El escenario del Super Bowl LX en el Levi’s Stadium de Santa Clara, California, fue testigo la noche del 8 de febrero de un momento que quedará marcado en la historia: Bad Bunny se convirtió en el primer artista en presentar un show de medio tiempo casi completamente en español. El escenario mezcló música, símbolos culturales, crítica y un mensaje político, de unidad y reivindicación de la cultura latinoamericana que resonó mucho más allá del deporte.
Desde “Tití Me Preguntó”, Benito Antonio Martínez Ocasio —mejor conocido como Bad Bunny— rompió con las expectativas tradicionales del espectáculo del Super Bowl.

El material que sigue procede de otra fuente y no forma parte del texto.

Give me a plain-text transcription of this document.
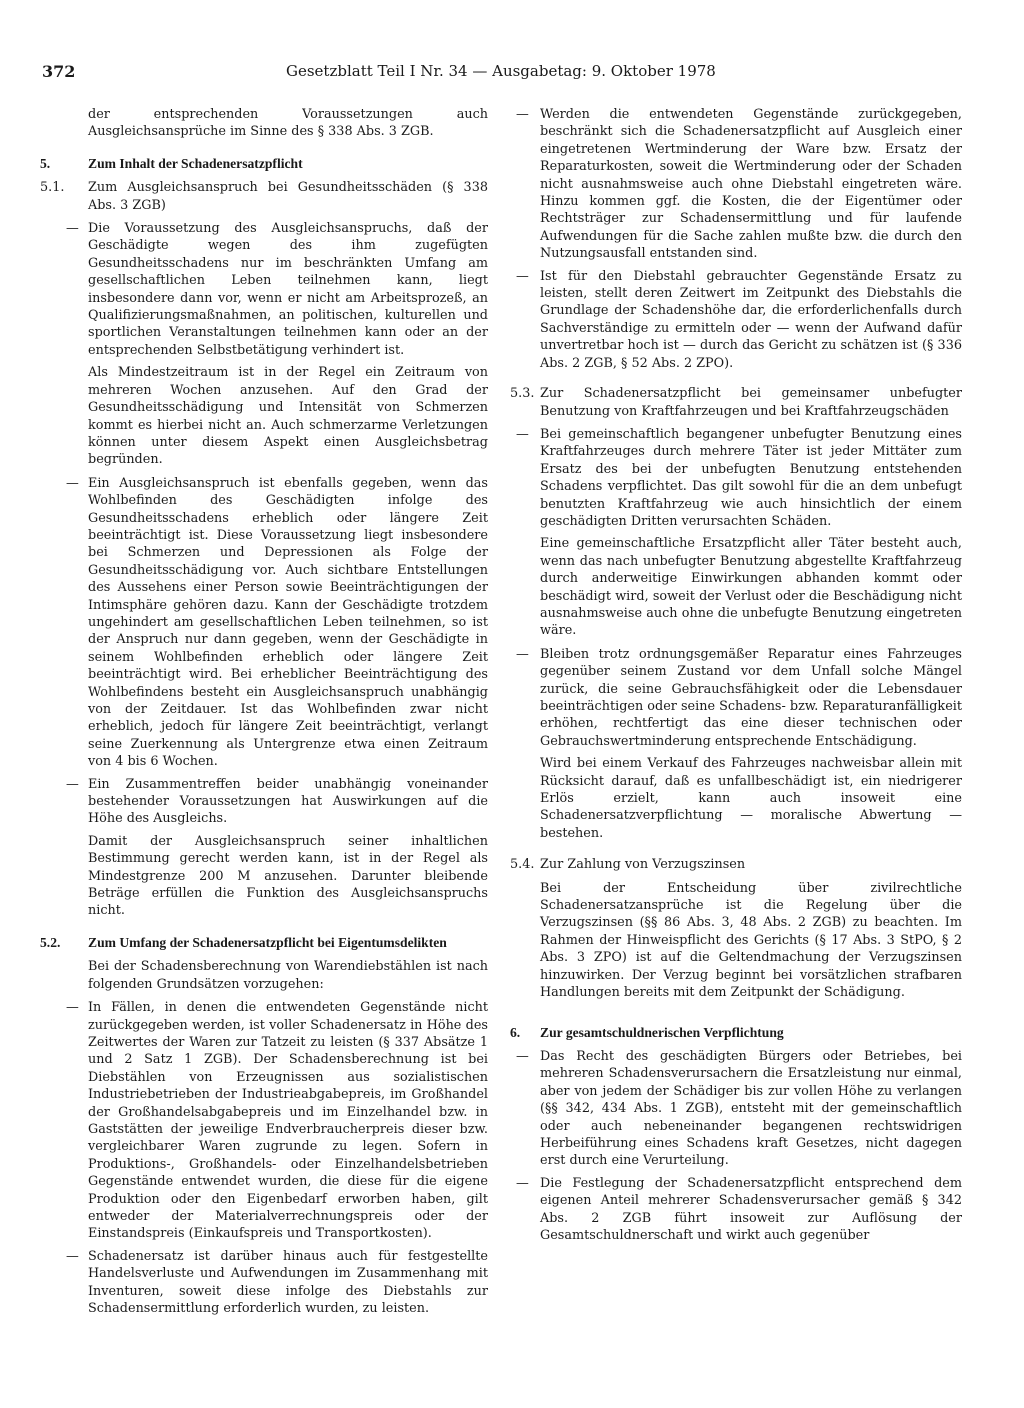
372	Gesetzblatt Teil I Nr. 34 — Ausgabetag: 9. Oktober 1978

der entsprechenden Voraussetzungen auch Ausgleichsansprüche im Sinne des § 338 Abs. 3 ZGB.

5.	Zum Inhalt der Schadenersatzpflicht
5.1. Zum Ausgleichsanspruch bei Gesundheitsschäden (§ 338 Abs. 3 ZGB)
— Die Voraussetzung des Ausgleichsanspruchs, daß der Geschädigte wegen des ihm zugefügten Gesundheitsschadens nur im beschränkten Umfang am gesellschaftlichen Leben teilnehmen kann, liegt insbesondere dann vor, wenn er nicht am Arbeitsprozeß, an Qualifizierungsmaßnahmen, an politischen, kulturellen und sportlichen Veranstaltungen teilnehmen kann oder an der entsprechenden Selbstbetätigung verhindert ist.

Als Mindestzeitraum ist in der Regel ein Zeitraum von mehreren Wochen anzusehen. Auf den Grad der Gesundheitsschädigung und Intensität von Schmerzen kommt es hierbei nicht an. Auch schmerzarme Verletzungen können unter diesem Aspekt einen Ausgleichsbetrag begründen.

— Ein Ausgleichsanspruch ist ebenfalls gegeben, wenn das Wohlbefinden des Geschädigten infolge des Gesundheitsschadens erheblich oder längere Zeit beeinträchtigt ist. Diese Voraussetzung liegt insbesondere bei Schmerzen und Depressionen als Folge der Gesundheitsschädigung vor. Auch sichtbare Entstellungen des Aussehens einer Person sowie Beeinträchtigungen der Intimsphäre gehören dazu. Kann der Geschädigte trotzdem ungehindert am gesellschaftlichen Leben teilnehmen, so ist der Anspruch nur dann gegeben, wenn der Geschädigte in seinem Wohlbefinden erheblich oder längere Zeit beeinträchtigt wird. Bei erheblicher Beeinträchtigung des Wohlbefindens besteht ein Ausgleichsanspruch unabhängig von der Zeitdauer. Ist das Wohlbefinden zwar nicht erheblich, jedoch für längere Zeit beeinträchtigt, verlangt seine Zuerkennung als Untergrenze etwa einen Zeitraum von 4 bis 6 Wochen.
— Ein Zusammentreffen beider unabhängig voneinander bestehender Voraussetzungen hat Auswirkungen auf die Höhe des Ausgleichs.

Damit der Ausgleichsanspruch seiner inhaltlichen Bestimmung gerecht werden kann, ist in der Regel als Mindestgrenze 200 M anzusehen. Darunter bleibende Beträge erfüllen die Funktion des Ausgleichsanspruchs nicht.

5.2. Zum Umfang der Schadenersatzpflicht bei Eigentumsdelikten

Bei der Schadensberechnung von Warendiebstählen ist nach folgenden Grundsätzen vorzugehen:

— In Fällen, in denen die entwendeten Gegenstände nicht zurückgegeben werden, ist voller Schadenersatz in Höhe des Zeitwertes der Waren zur Tatzeit zu leisten (§ 337 Absätze 1 und 2 Satz 1 ZGB). Der Schadensberechnung ist bei Diebstählen von Erzeugnissen aus sozialistischen Industriebetrieben der Industrieabgabepreis, im Großhandel der Großhandelsabgabepreis und im Einzelhandel bzw. in Gaststätten der jeweilige Endverbraucherpreis dieser bzw. vergleichbarer Waren zugrunde zu legen. Sofern in Produktions-, Großhandels- oder Einzelhandelsbetrieben Gegenstände entwendet wurden, die diese für die eigene Produktion oder den Eigenbedarf erworben haben, gilt entweder der Materialverrechnungspreis oder der Einstandspreis (Einkaufspreis und Transportkosten).
— Schadenersatz ist darüber hinaus auch für festgestellte Handelsverluste und Aufwendungen im Zusammenhang mit Inventuren, soweit diese infolge des Diebstahls zur Schadensermittlung erforderlich wurden, zu leisten.
— Werden die entwendeten Gegenstände zurückgegeben, beschränkt sich die Schadenersatzpflicht auf Ausgleich einer eingetretenen Wertminderung der Ware bzw. Ersatz der Reparaturkosten, soweit die Wertminderung oder der Schaden nicht ausnahmsweise auch ohne Diebstahl eingetreten wäre. Hinzu kommen ggf. die Kosten, die der Eigentümer oder Rechtsträger zur Schadensermittlung und für laufende Aufwendungen für die Sache zahlen mußte bzw. die durch den Nutzungsausfall entstanden sind.
— Ist für den Diebstahl gebrauchter Gegenstände Ersatz zu leisten, stellt deren Zeitwert im Zeitpunkt des Diebstahls die Grundlage der Schadenshöhe dar, die erforderlichenfalls durch Sachverständige zu ermitteln oder — wenn der Aufwand dafür unvertretbar hoch ist — durch das Gericht zu schätzen ist (§ 336 Abs. 2 ZGB, § 52 Abs. 2 ZPO).
5.3. Zur Schadenersatzpflicht bei gemeinsamer unbefugter Benutzung von Kraftfahrzeugen und bei Kraftfahrzeugschäden
— Bei gemeinschaftlich begangener unbefugter Benutzung eines Kraftfahrzeuges durch mehrere Täter ist jeder Mittäter zum Ersatz des bei der unbefugten Benutzung entstehenden Schadens verpflichtet. Das gilt sowohl für die an dem unbefugt benutzten Kraftfahrzeug wie auch hinsichtlich der einem geschädigten Dritten verursachten Schäden.

Eine gemeinschaftliche Ersatzpflicht aller Täter besteht auch, wenn das nach unbefugter Benutzung abgestellte Kraftfahrzeug durch anderweitige Einwirkungen abhanden kommt oder beschädigt wird, soweit der Verlust oder die Beschädigung nicht ausnahmsweise auch ohne die unbefugte Benutzung eingetreten wäre.

— Bleiben trotz ordnungsgemäßer Reparatur eines Fahrzeuges gegenüber seinem Zustand vor dem Unfall solche Mängel zurück, die seine Gebrauchsfähigkeit oder die Lebensdauer beeinträchtigen oder seine Schadens- bzw. Reparaturanfälligkeit erhöhen, rechtfertigt das eine dieser technischen oder Gebrauchswertminderung entsprechende Entschädigung.

Wird bei einem Verkauf des Fahrzeuges nachweisbar allein mit Rücksicht darauf, daß es unfallbeschädigt ist, ein niedrigerer Erlös erzielt, kann auch insoweit eine Schadenersatzverpflichtung — moralische Abwertung — bestehen.

5.4. Zur Zahlung von Verzugszinsen

Bei der Entscheidung über zivilrechtliche Schadenersatzansprüche ist die Regelung über die Verzugszinsen (§§ 86 Abs. 3, 48 Abs. 2 ZGB) zu beachten. Im Rahmen der Hinweispflicht des Gerichts (§ 17 Abs. 3 StPO, § 2 Abs. 3 ZPO) ist auf die Geltendmachung der Verzugszinsen hinzuwirken. Der Verzug beginnt bei vorsätzlichen strafbaren Handlungen bereits mit dem Zeitpunkt der Schädigung.

6. Zur gesamtschuldnerischen Verpflichtung
— Das Recht des geschädigten Bürgers oder Betriebes, bei mehreren Schadensverursachern die Ersatzleistung nur einmal, aber von jedem der Schädiger bis zur vollen Höhe zu verlangen (§§ 342, 434 Abs. 1 ZGB), entsteht mit der gemeinschaftlich oder auch nebeneinander begangenen rechtswidrigen Herbeiführung eines Schadens kraft Gesetzes, nicht dagegen erst durch eine Verurteilung.
— Die Festlegung der Schadenersatzpflicht entsprechend dem eigenen Anteil mehrerer Schadensverursacher gemäß § 342 Abs. 2 ZGB führt insoweit zur Auflösung der Gesamtschuldnerschaft und wirkt auch gegenüber
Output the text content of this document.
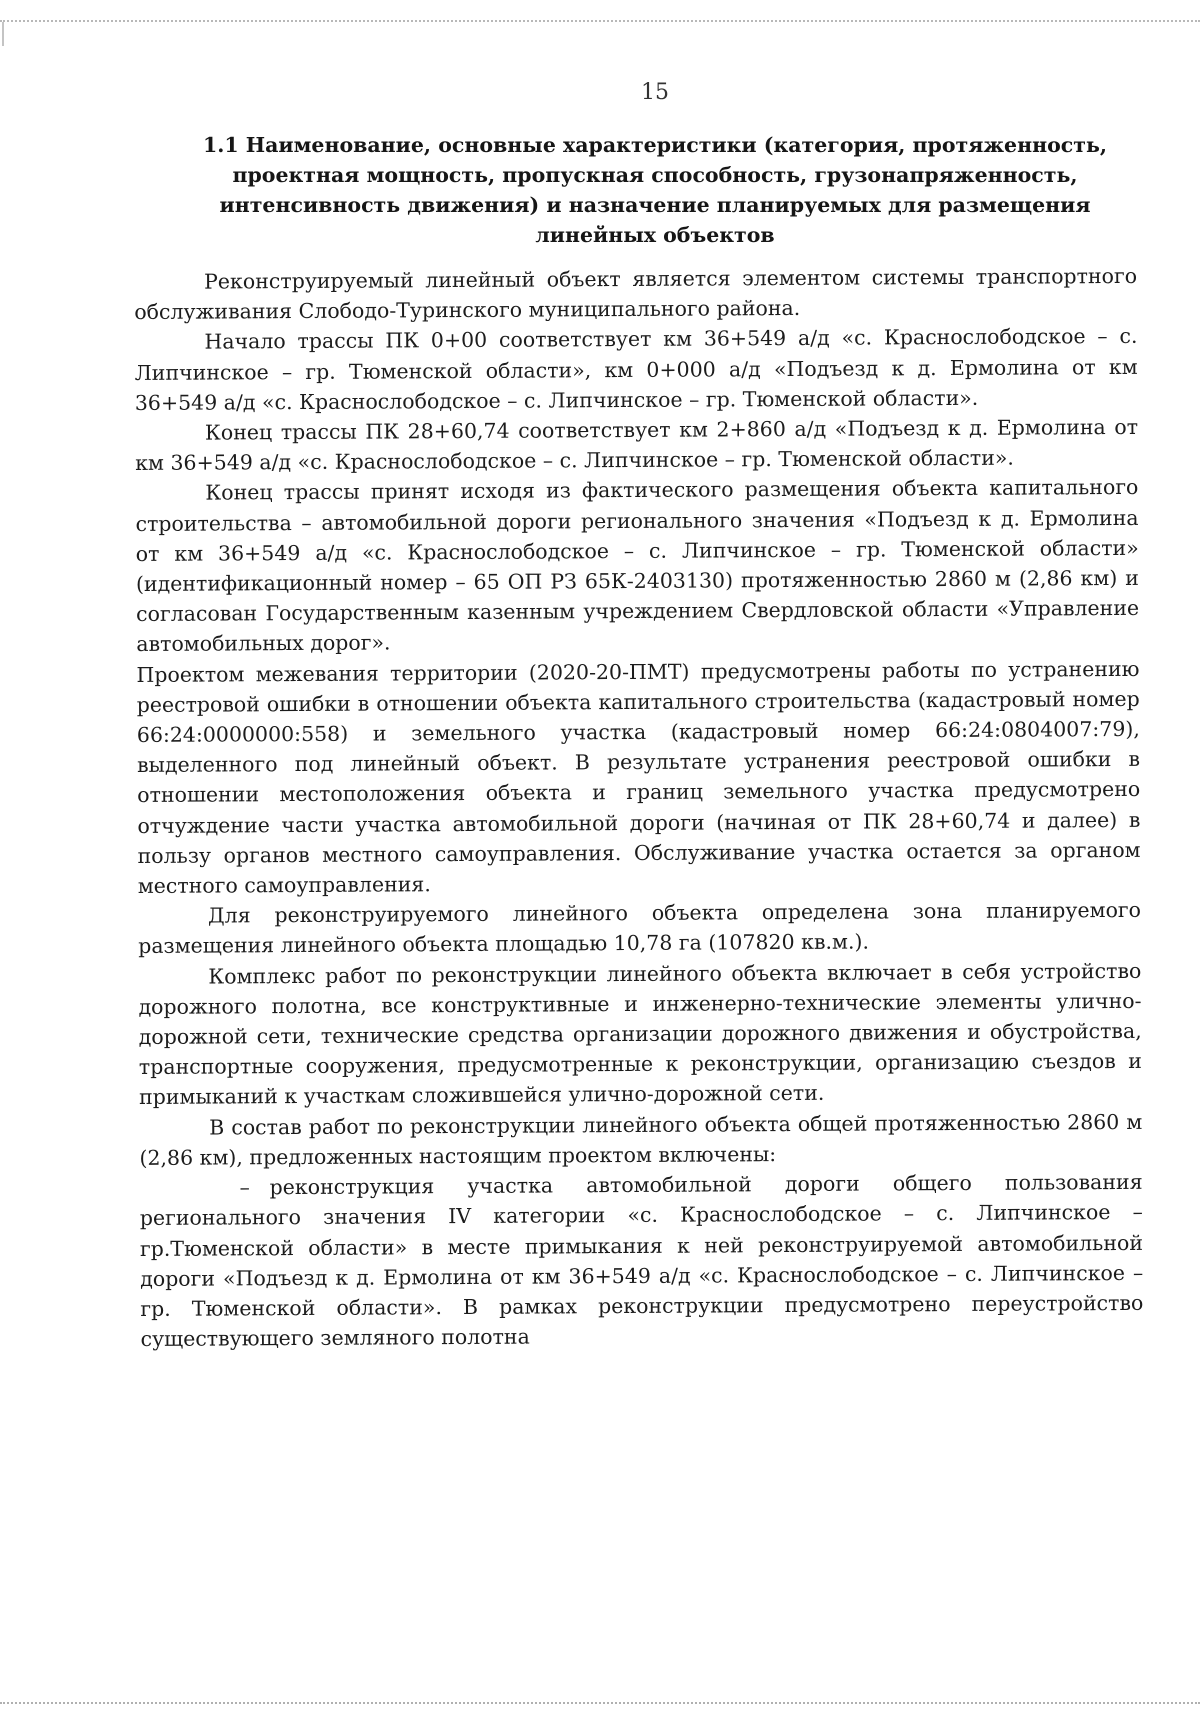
15
1.1 Наименование, основные характеристики (категория, протяженность, проектная мощность, пропускная способность, грузонапряженность, интенсивность движения) и назначение планируемых для размещения линейных объектов

Реконструируемый линейный объект является элементом системы транспортного обслуживания Слободо-Туринского муниципального района.

Начало трассы ПК 0+00 соответствует км 36+549 а/д «с. Краснослободское – с. Липчинское – гр. Тюменской области», км 0+000 а/д «Подъезд к д. Ермолина от км 36+549 а/д «с. Краснослободское – с. Липчинское – гр. Тюменской области».

Конец трассы ПК 28+60,74 соответствует км 2+860 а/д «Подъезд к д. Ермолина от км 36+549 а/д «с. Краснослободское – с. Липчинское – гр. Тюменской области».

Конец трассы принят исходя из фактического размещения объекта капитального строительства – автомобильной дороги регионального значения «Подъезд к д. Ермолина от км 36+549 а/д «с. Краснослободское – с. Липчинское – гр. Тюменской области» (идентификационный номер – 65 ОП РЗ 65К-2403130) протяженностью 2860 м (2,86 км) и согласован Государственным казенным учреждением Свердловской области «Управление автомобильных дорог».

Проектом межевания территории (2020-20-ПМТ) предусмотрены работы по устранению реестровой ошибки в отношении объекта капитального строительства (кадастровый номер 66:24:0000000:558) и земельного участка (кадастровый номер 66:24:0804007:79), выделенного под линейный объект. В результате устранения реестровой ошибки в отношении местоположения объекта и границ земельного участка предусмотрено отчуждение части участка автомобильной дороги (начиная от ПК 28+60,74 и далее) в пользу органов местного самоуправления. Обслуживание участка остается за органом местного самоуправления.

Для реконструируемого линейного объекта определена зона планируемого размещения линейного объекта площадью 10,78 га (107820 кв.м.).

Комплекс работ по реконструкции линейного объекта включает в себя устройство дорожного полотна, все конструктивные и инженерно-технические элементы улично-дорожной сети, технические средства организации дорожного движения и обустройства, транспортные сооружения, предусмотренные к реконструкции, организацию съездов и примыканий к участкам сложившейся улично-дорожной сети.

В состав работ по реконструкции линейного объекта общей протяженностью 2860 м (2,86 км), предложенных настоящим проектом включены:

– реконструкция участка автомобильной дороги общего пользования регионального значения IV категории «с. Краснослободское – с. Липчинское – гр.Тюменской области» в месте примыкания к ней реконструируемой автомобильной дороги «Подъезд к д. Ермолина от км 36+549 а/д «с. Краснослободское – с. Липчинское – гр. Тюменской области». В рамках реконструкции предусмотрено переустройство существующего земляного полотна
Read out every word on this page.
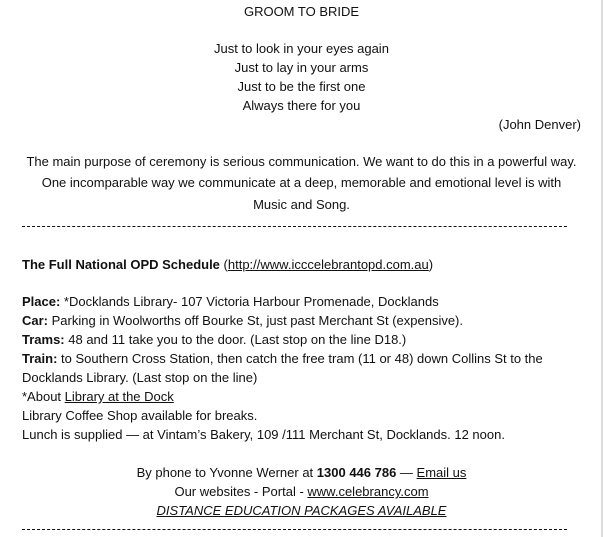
GROOM TO BRIDE
Just to look in your eyes again
Just to lay in your arms
Just to be the first one
Always there for you
(John Denver)
The main purpose of ceremony is serious communication. We want to do this in a powerful way.
One incomparable way we communicate at a deep, memorable and emotional level is with
Music and Song.
The Full National OPD Schedule (http://www.icccelebrantopd.com.au)
Place: *Docklands Library- 107 Victoria Harbour Promenade, Docklands
Car: Parking in Woolworths off Bourke St, just past Merchant St (expensive).
Trams: 48 and 11 take you to the door. (Last stop on the line D18.)
Train: to Southern Cross Station, then catch the free tram (11 or 48) down Collins St to the
Docklands Library. (Last stop on the line)
*About Library at the Dock
Library Coffee Shop available for breaks.
Lunch is supplied — at Vintam’s Bakery, 109 /111 Merchant St, Docklands. 12 noon.
By phone to Yvonne Werner at 1300 446 786 — Email us
Our websites - Portal - www.celebrancy.com
DISTANCE EDUCATION PACKAGES AVAILABLE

Su espectáculo se desplegó como una narrativa visual y sonora profundamente arraigada en la cultura puertorriqueña y latina: un escenario que evocó campos de caña, vendedores de piraguas, partidas de dominó y la emblemática “casita” que ha acompañado la gira de su último disco, Debí Tirar Más Fotos.
La presencia de artistas invitados buscó amplificar esta celebración: Ricky Martin interpretó “Lo Que Le Pasó a Hawaii”, mientras que Lady Gaga, en un intento por mostrar que la cultura latina y la estadounidense pueden complementarse, cantó una versión con sabor latino de su éxito “Die With a Smile”.
Más que música: los símbolos del show
El show estuvo salpicado de elementos con significado cultural. La “casita” no fue solo un adorno: representó un regreso simbólico a la identidad comunitaria, un espacio que la población latinoamericana reconoce como el corazón de la vida cotidiana. Como si de una fiesta se tratara, a las afueras estuvieron bailando figuras como el actor chileno Pedro Pascal, la rapera de raíces dominicanas Cardi B, Jessica Alba, quien tiene ascendencia mexicana, entre otros.
Además, Bad Bunny incorporó escenas que evocan la historia y la lucha de Puerto Rico: desde hombres jugando dominó hasta referencias visuales a problemáticas sociales como apagones recurrentes en la isla, retratadas a través de la coreografía y escenografía de “El Apagón”.

Su vestimenta, aunque cuestionada por muchas personas en redes sociales—no solo por su estilo minimalista que contrastó con su performance, sino porque fue diseñado por Zara, marca de ropa que ha sido cuestionada por su gran impacto ambiental y por las condiciones laborales en las que mantiene a sus trabajadores— también cargó significado: el uniforme con el nombre “Ocasio” y el número 64 rindió homenaje a su familia y raíces personales.
El mensaje final: amor, unidad y presencia
El momento más emotivo de la noche llegó al final, cuando Bad Bunny, rodeado de banderas de países del continente americano, pronunció en inglés el tradicional “God Bless America” (“Dios bendiga a América”), antes de listar una a una las naciones del continente y terminar con “seguimos aquí”. Esta frase estuvo cargada de significado y se convirtió en un recordatorio de la presencia y contribución de la comunidad latina en los Estados Unidos.
Detrás de él, en pantallas gigantes, apareció la frase: “The Only Thing More Powerful Than Hate Is Love” (“Lo único más poderoso que el odio es el amor”), reforzando una de las ideas más claras del espectáculo: la celebración y el amor colectivo como respuesta a la intolerancia y la división que azota principalmente a Estados Unidos, el país más rico del mundo.
Este show no solo rompió récords de audiencia —tuvo a más de 135 millones de personas espectadoras—, sino que también marcó un precedente en la representación cultural en uno de los eventos televisivos más vistos del mundo. Al performar principalmente en español y poner la identidad latina en el centro del escenario, Bad Bunny se posicionó no solo como un artista global, sino como un símbolo de inclusión y diversidad.
Con todo y las contradicciones que se le han señalado, su actuación no pasó desapercibida, sino que se convirtió en uno de los hitos culturales más relevantes en lo que va de 2026, destacando cómo la música puede trascender fronteras lingüísticas y culturales para unir a millones de personas.